The term "schema matching" is used synonymously with "schema mapping," because users are actually mapping data, not matching them. Two or more databases are mapped together and similar aspects of each database are mapped into each other. The most common way to merge data is by using exact references. An example of this style of merging is combining the name column of one database with the name column of another database.
Merging is not usually that simple, for people or computers. With so much data needing to be filtered, combined and used, having one database rather than multiple databases is essential. Schema mapping focuses on making this tedious process automated and more efficient. An example of where schema matching is necessary could be when one database has a "student's major" field and another database has a "student’s field of study" field. It's the same information, but the slightly different titles complicate efforts to blend it.

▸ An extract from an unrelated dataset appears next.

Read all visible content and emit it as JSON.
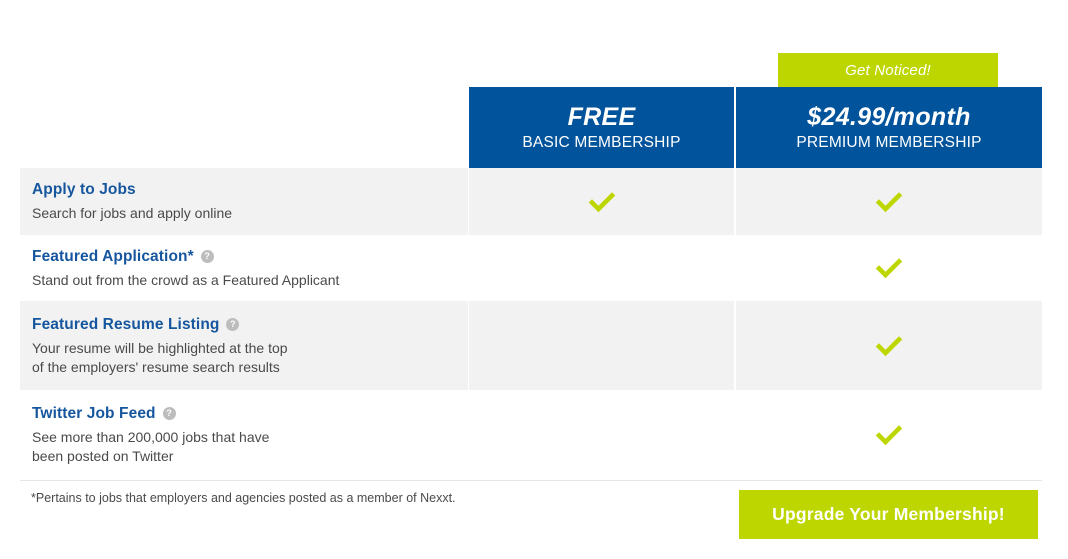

Schema matching breaks this complex process of merging databases into four steps: pre-integration, comparison, conforming and merging. Before multiple databases can be merged, they need to be analyzed for similarities and differences. In the realm of schema matching, this is known as pre-integration. The computer begins to determine the most efficient integration method.
Next, the computer evaluates the schemes by comparing them with one another at a more detailed level. In the comparison step, the computer looks at each database entry and determines where there may be conflicts. An example of this is when a "student’s interest" field lists "doctor" and another database lists it as "physician." A person would likely recognize the information as being the same but, for database tools, they are two separate entities.
Once the computer has determined all of the potential conflicts, it can move forward with trying to resolve the issues. This may be as simple as changing all instances of "physician" to "doctor." In reality, the process is substantially more complex.
Once all conflicts have been fixed, the computer can proceed with merging the data in the schema-matching process. At this stage, two or more databases are merged into one large database. If all goes well, no conflicts or errors will occur during integration and future access to the database.